Sarah kept walking without thinking.
The pavement under her shoes felt familiar, but her mind was still somewhere back in that classroom. Leeore’s voice. The chalk tapping the board. The silence that felt like it had weight.
She blinked once.
Then again.
Only when the sound of passing tricycles faded behind her did she finally slow down.
Something was off.
She looked around.
A row of parked cars stood a little further than she expected. Sunlight bounced off windshields like scattered mirrors.
Her steps stopped.
Then it hit her.
“Wait…”
Sarah turned slightly, eyes narrowing as she scanned the area.
She had already passed her car.
A small, frustrated breath escaped her lips. Not anger. Just that tired feeling of being too full of thoughts to notice the world properly.
She shook her head at herself.
“Focus, Sarah,” she muttered under her breath.
She walked back a few steps, this time more aware, and slipped her hand into her bag. Fingers brushed past notebooks, a pen, a folded receipt, and finally found her car keys.
The metal felt cold in her palm.
Click.
The sound was small, but it grounded her.
As she stood there, she did not move right away.
Journalist.
That word kept sitting in her head like a title she was still trying to earn instead of already owning.
She had the badge, yes. She had the assignments. She had the late nights and interviews and half written drafts saved in folders named “FINAL_FINAL_REAL_THIS_TIME.”
But she did not have the thing she wanted most.
Recognition.
Not likes. Not casual praise. Not “good job.”
Something real.
Something that made people stop and say her name with weight behind it.
She leaned against her car for a moment, looking down at the keys turning slowly in her fingers.
One big break.
That was what she kept telling herself.
One story that would change everything.
But the truth was harsher when it came quietly like this.
She did not even know what that story was yet.
Where to start.
Who to talk to.
What was worth chasing and what was just noise pretending to matter.

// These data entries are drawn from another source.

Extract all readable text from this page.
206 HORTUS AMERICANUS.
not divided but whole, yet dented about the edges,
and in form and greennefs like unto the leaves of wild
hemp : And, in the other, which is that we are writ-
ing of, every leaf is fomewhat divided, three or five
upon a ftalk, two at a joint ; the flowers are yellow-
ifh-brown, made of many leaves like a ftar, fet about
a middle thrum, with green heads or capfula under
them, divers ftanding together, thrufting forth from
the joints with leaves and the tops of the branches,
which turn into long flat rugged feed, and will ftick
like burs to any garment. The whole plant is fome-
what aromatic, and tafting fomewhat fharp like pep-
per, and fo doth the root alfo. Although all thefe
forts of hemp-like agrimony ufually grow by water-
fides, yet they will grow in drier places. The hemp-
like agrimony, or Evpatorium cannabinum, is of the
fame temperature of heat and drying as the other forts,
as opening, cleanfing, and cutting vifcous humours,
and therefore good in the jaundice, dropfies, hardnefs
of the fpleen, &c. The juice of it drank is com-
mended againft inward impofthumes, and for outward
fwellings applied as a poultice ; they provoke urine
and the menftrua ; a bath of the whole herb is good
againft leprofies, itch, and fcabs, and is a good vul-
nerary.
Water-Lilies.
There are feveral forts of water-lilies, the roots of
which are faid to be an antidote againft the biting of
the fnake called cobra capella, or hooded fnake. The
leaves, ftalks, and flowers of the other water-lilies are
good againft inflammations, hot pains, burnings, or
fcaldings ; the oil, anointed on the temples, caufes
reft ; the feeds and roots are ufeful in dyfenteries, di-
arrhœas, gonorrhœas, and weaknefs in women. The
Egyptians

A jeepney passed, loud and unapologetic, shaking her thoughts slightly loose.
Sarah exhaled again, this time slower.
Maybe that classroom scene had shaken something in her. Not just memories of Mr. Brandon. Not just pride or relief.
But perspective.
People like Leeore did not wait for permission to be seen. They just proved it.
No announcement. No apology. No hesitation.
Sarah looked at her car, then at the street ahead.
“Okay,” she said softly, almost like she was talking to herself and the future at the same time. “Then I stop waiting too.”
She pressed the unlock button.
The car blinked open.
And for the first time that day, she did not feel lost.
Just not started yet.
Leeore adjusted his cuff as he moved through the glass lobby of his building, steps steady, controlled. He disliked delays, especially when people waited because of him. The elevator doors opened and he stepped in alone, eyes fixed ahead. Upstairs, his assistant was already guiding the interviewer into his office.
The meeting was simple on paper. A televised interview, questions about success, leadership, discipline. He had done dozens before, yet today felt slightly off balance.
Not because of the interview.
Because earlier, in the street, something had shifted. A face from years ago, a feeling he thought was gone, resurfaced without permission.
The elevator chimed. Doors opened. His assistant bowed slightly. “Sir, they are waiting.”
Leeore nodded once. “Let them in.”
He straightened his shoulders and walked forward, the calm CEO returning fully, even as something unspoken stayed quietly behind his eyes. No delay now.